新たなスキル ③
――……消滅?
意味が分からず、カレンを見て、それから双子の方も見てみる。
全員、多分俺と同じ表情をしている。つまり、吉野さんが何を言っているのか分からない、という表情。
俺たちの反応を見て、吉野さんは「なるほど」と呟いた。もしかして、俺たちが意図的に何かをしたと疑われていたのかもしれない。その――ダンジョンが消滅した、という事象について。
「いや……わけ分かんないんですけど、どういうことですか?」
「事件後の調査で分かったことなんだが……あの場所からダンジョンが綺麗さっぱり消えていた。ダンジョン化する前のオフィスが、多少の経年劣化は見られるものの、ほぼそのまま復元されていたんだ。この意味が分かるかな?」
さあー? と双子が同時に首を傾げ、俺とカレンは顔を見合わせる。
一体、どういうことだろうか。ダンジョンが消滅した?
あり得ない話だ。ダンジョンの最奥に待ち構える強めのモンスター……一般的にボスと呼ばれるモンスターを倒しても、ダンジョンが消えるなんてことはまずない。
ボスを倒せば、そのダンジョンは一時的に難易度が下がり、しばらくの間ボス不在のダンジョンになる。それでもしばらくすればボスモンスターは復活するし、もちろんダンジョンはダンジョンのまま存在し続ける。
隣接するダンジョン同士が拡張の結果バッティングし、ダンジョン同士が競り合った結果、片方が消滅することは稀にだがあるらしい。だがダンジョンが人間に攻略されて消滅するなんて、そんな事例は聞いたことがない。
(聞いたことはない……が、)
もし、そんなことが本当にあるのだとしたら……さっきはわけが分からないなんて言ったが、改めて考えてみると心当たりがなくもない。

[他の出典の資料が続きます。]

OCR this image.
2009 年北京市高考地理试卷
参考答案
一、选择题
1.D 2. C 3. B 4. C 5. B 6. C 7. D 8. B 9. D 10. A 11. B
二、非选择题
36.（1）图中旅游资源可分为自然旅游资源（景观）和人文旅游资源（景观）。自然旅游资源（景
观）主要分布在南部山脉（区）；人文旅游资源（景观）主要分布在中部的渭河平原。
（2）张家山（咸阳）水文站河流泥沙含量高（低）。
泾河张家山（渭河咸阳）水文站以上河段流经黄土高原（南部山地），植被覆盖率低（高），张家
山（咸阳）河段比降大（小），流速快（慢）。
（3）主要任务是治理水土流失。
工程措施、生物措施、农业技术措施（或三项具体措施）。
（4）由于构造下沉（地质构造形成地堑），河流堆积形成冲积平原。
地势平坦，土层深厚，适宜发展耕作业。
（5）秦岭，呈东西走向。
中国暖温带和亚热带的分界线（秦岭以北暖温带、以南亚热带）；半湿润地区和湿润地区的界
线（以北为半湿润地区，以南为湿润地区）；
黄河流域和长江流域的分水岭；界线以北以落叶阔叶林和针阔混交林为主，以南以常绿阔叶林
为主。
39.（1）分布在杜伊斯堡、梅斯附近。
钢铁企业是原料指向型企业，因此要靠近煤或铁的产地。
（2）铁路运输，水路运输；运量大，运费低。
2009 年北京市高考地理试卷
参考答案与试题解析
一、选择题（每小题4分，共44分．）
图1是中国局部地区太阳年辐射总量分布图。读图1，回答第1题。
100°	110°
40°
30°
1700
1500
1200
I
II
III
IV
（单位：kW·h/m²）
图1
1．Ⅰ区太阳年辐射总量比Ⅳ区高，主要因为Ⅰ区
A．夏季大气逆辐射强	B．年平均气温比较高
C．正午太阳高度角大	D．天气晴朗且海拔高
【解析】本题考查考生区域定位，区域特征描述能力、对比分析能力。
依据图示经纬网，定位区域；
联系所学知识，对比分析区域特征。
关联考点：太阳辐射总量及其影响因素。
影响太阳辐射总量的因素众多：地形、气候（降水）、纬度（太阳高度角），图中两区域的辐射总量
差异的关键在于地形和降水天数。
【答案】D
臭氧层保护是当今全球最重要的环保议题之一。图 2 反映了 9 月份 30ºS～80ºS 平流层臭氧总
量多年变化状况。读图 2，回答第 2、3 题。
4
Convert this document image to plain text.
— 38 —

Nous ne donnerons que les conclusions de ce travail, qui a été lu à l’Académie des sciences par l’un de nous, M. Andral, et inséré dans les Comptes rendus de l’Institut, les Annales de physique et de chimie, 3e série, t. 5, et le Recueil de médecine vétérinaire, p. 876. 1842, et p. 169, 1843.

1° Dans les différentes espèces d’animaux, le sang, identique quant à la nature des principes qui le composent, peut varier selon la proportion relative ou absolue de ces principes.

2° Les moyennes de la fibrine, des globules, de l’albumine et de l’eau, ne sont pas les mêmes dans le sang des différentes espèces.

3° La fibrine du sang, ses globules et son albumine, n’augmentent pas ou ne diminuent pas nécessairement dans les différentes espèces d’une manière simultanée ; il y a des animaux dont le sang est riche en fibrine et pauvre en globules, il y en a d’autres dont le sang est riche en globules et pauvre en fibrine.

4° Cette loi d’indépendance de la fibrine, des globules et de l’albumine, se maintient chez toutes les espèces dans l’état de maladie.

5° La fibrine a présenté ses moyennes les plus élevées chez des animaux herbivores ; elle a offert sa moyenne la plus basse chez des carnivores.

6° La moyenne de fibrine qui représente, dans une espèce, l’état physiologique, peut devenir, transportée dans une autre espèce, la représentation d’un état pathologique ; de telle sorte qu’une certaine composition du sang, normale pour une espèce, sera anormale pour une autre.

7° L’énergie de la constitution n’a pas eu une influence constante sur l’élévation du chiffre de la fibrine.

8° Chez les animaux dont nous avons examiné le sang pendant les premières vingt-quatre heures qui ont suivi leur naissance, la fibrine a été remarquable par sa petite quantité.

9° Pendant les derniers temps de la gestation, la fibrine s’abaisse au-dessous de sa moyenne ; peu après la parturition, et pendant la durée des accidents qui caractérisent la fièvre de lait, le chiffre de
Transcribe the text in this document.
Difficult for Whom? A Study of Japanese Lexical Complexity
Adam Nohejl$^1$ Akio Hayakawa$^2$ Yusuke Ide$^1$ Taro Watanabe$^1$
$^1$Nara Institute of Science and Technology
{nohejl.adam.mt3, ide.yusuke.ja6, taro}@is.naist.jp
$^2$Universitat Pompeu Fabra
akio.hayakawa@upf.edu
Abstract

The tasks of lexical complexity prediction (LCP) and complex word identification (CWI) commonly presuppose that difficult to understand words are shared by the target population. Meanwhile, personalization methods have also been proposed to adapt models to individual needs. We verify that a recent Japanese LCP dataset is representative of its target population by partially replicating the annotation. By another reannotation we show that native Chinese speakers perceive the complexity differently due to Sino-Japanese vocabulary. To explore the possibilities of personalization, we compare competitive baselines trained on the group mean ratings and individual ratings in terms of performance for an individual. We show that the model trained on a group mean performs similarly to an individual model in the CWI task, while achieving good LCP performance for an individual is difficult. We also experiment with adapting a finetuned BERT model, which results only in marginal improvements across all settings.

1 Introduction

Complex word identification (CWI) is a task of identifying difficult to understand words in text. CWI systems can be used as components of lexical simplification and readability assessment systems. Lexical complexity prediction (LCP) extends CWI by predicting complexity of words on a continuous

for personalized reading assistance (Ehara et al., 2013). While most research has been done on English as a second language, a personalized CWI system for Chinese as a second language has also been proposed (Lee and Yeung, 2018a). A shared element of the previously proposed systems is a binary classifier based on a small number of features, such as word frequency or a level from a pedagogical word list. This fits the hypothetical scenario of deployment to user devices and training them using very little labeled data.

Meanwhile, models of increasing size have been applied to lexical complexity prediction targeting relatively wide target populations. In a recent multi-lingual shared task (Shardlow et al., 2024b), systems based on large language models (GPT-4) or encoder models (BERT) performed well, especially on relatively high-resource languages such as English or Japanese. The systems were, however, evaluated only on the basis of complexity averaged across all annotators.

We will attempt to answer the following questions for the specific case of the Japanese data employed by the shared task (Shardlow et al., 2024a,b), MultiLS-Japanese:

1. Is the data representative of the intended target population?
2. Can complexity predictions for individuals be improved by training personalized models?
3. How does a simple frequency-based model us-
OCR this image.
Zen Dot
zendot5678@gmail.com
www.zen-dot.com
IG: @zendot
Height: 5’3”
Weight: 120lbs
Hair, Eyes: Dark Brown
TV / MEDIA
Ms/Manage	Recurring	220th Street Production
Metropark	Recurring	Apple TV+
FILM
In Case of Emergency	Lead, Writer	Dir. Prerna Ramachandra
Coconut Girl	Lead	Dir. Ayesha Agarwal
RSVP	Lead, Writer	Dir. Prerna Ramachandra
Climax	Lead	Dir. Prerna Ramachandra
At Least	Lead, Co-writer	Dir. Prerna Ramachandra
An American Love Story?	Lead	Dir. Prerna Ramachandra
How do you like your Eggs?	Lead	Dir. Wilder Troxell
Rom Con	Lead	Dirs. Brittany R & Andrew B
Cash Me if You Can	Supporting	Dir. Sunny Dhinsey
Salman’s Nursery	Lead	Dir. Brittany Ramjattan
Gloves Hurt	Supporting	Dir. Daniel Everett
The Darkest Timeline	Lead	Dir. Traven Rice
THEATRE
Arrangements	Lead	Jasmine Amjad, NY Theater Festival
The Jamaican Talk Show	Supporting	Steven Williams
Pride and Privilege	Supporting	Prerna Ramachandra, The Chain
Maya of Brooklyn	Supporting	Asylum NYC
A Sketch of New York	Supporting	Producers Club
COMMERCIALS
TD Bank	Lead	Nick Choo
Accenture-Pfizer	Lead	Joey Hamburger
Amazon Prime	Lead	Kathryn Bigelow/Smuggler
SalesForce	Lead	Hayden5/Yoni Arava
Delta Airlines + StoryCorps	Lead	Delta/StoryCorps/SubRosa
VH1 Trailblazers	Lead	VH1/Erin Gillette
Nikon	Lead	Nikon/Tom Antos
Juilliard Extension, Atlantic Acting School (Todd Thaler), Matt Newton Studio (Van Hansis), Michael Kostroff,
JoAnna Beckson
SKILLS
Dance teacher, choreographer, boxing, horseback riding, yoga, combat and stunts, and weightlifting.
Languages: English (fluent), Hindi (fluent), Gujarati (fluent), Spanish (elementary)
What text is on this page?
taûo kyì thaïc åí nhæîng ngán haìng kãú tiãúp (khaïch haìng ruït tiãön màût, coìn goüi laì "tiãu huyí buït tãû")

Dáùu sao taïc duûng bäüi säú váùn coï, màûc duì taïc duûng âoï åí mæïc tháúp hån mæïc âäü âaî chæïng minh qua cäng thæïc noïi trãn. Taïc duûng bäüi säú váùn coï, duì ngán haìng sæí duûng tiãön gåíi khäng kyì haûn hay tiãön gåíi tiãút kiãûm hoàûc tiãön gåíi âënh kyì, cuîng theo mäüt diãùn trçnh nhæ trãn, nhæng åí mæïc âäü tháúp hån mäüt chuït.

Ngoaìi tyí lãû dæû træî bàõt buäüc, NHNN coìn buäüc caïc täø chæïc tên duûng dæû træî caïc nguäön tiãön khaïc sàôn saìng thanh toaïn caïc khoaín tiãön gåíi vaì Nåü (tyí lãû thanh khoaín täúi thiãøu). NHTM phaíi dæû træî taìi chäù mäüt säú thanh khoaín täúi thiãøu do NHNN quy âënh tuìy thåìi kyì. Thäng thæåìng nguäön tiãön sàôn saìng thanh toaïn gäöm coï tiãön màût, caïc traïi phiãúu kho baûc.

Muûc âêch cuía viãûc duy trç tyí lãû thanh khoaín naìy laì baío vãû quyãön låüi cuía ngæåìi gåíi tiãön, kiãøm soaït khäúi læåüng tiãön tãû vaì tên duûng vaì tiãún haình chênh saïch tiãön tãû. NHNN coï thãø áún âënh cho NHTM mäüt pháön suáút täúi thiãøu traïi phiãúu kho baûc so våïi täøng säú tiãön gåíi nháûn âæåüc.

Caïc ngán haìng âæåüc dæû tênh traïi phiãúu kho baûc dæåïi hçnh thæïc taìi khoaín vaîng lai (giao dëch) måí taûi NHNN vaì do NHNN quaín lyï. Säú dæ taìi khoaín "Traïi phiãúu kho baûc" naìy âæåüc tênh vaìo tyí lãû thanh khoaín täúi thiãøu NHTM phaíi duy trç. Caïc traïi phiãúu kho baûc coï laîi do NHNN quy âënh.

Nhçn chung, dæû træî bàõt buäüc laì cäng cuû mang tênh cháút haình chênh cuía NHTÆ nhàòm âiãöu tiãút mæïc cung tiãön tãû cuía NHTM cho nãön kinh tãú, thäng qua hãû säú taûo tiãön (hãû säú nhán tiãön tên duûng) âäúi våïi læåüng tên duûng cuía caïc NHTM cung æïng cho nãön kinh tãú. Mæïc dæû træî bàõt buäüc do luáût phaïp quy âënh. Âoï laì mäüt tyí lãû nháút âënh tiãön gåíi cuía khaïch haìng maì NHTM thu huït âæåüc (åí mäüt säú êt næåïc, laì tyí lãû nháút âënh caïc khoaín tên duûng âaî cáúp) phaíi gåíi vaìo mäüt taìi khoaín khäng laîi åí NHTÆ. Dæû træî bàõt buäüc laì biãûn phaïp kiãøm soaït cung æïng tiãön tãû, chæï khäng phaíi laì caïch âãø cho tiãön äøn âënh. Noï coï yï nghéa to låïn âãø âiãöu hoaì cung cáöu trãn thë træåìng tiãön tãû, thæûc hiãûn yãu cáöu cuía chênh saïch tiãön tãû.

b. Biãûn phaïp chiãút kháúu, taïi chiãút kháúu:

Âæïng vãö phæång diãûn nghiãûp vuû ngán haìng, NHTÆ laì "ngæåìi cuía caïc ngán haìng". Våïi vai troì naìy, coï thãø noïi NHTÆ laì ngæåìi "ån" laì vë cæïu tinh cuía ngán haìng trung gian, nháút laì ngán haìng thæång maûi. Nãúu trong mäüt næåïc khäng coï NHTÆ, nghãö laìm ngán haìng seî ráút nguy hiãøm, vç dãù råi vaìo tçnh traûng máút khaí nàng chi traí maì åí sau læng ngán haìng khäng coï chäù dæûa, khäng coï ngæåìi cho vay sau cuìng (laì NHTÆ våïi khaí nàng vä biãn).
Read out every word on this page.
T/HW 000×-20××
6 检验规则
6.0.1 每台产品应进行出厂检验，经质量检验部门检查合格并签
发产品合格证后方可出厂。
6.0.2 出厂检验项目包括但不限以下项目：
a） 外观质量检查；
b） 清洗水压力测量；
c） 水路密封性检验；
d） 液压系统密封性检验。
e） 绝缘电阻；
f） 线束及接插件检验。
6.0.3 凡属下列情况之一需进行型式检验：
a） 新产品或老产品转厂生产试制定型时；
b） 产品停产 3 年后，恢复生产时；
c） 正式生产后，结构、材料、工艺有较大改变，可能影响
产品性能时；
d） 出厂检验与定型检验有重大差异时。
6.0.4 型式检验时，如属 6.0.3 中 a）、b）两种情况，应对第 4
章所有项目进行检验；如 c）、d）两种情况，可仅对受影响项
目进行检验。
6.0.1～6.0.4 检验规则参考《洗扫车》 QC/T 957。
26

(俺たちが戦った相手――結局最後まで姿を現さなかった、殺気追尾でしか捉えられなかった敵。もしあれがモンスターじゃなくて、ダンジョンそのものだったなら……)
だとしたら、ダンジョンを消滅させたのは――……
「先輩が、ダンジョンを殺したってこと?」
カレンが、まるで俺の思考を読んだかのようなタイミングでそう言って、俺の肩がびくりと震える。
そうだ、俺の炎魔法はダンジョンそのものを燃やした。その結果としてダンジョンが消滅したのなら、俺はダンジョンを「殺した」ということになる。
「妙な言い回しをするね、久垣カレン君」
吉野さんの声が、いやに鋭い。
「殺す……とは。まるでダンジョンが生きているかのような表現だ」
「ものの例えですよ、おじさん」
カレンも負けず劣らず刺々しい。
両者はしばし睨み合い、間に挟まれた俺は実に居心地が悪い。
「……だがまあ、概ねそういうことだ」
先に折れたのは吉野さんの方だった。桜色の眼光から目を逸らし、俺へと視線を向ける。
「ダンジョン内に設置されていた記録用単眼が、通信断絶後も接続無し状態のまま記録だけ取っていた。映像・音声記録に、魔力ログ。それらによると、君の炎魔法がダンジョンそのものにダメージを与え……消滅させたようだ」
そうなのか。つーか、そこまで分かってたんなら、さっきは俺にかまをかけたってわけか。
「……わざとやったわけじゃないです。あの時は必死だったし、自分にそんなことが出来るなんて思ってもいませんでした」
弁解すると、吉野さんは「ああ、違うんだ」と顔の前で手を振った。
「君が悪意をもって何かしたとは思っていないよ。ただ、我々にとっても初めての事例でね、慎重にならざるを得ない。我々にとってというか……恐らく、世界レベルで見ても初めての事例だろう。イヅル君、何か――……」
姿勢をかがめ、吉野さんが俺の瞳を覗き込む。
「――何か、変わったことはないかな?」
「変わったこと……?」
質問の意図が分からず、何となく手のひらで肩やら胸やらあちこちを触ってみてしまう。全身を怪我していることが、変わったことと言えば変わったことか。
「いえ、特には」
「今回受けた検査は、身体検査だけ?」
「はい。レントゲンとか……他に何かあるんすか」
「……少し、失礼するよ」
吉野さんの手が、俺の頭に伸びた。中指に指輪をしている。変わったデザインの指輪だ。表側ではなく手のひらの方に、宝石が埋め込まれている。
あの宝石――ルビーのように赤い。あれは魔石だ。
「ステータス開示」
一般的に、ダンジョン外での魔石使用は厳しく制限されている……が、異空間管理庁の職員は、業務に必要な場面に限り、最低限の使用権限が附与されている。
魔石が光り、俺のステータスが開示された。
「なんなんですか、いきなり……」
文句を言いつつも、開示された自分のステータスに何気なく目を通し……そして所有スキルの末尾に、見慣れない表示を見つけた。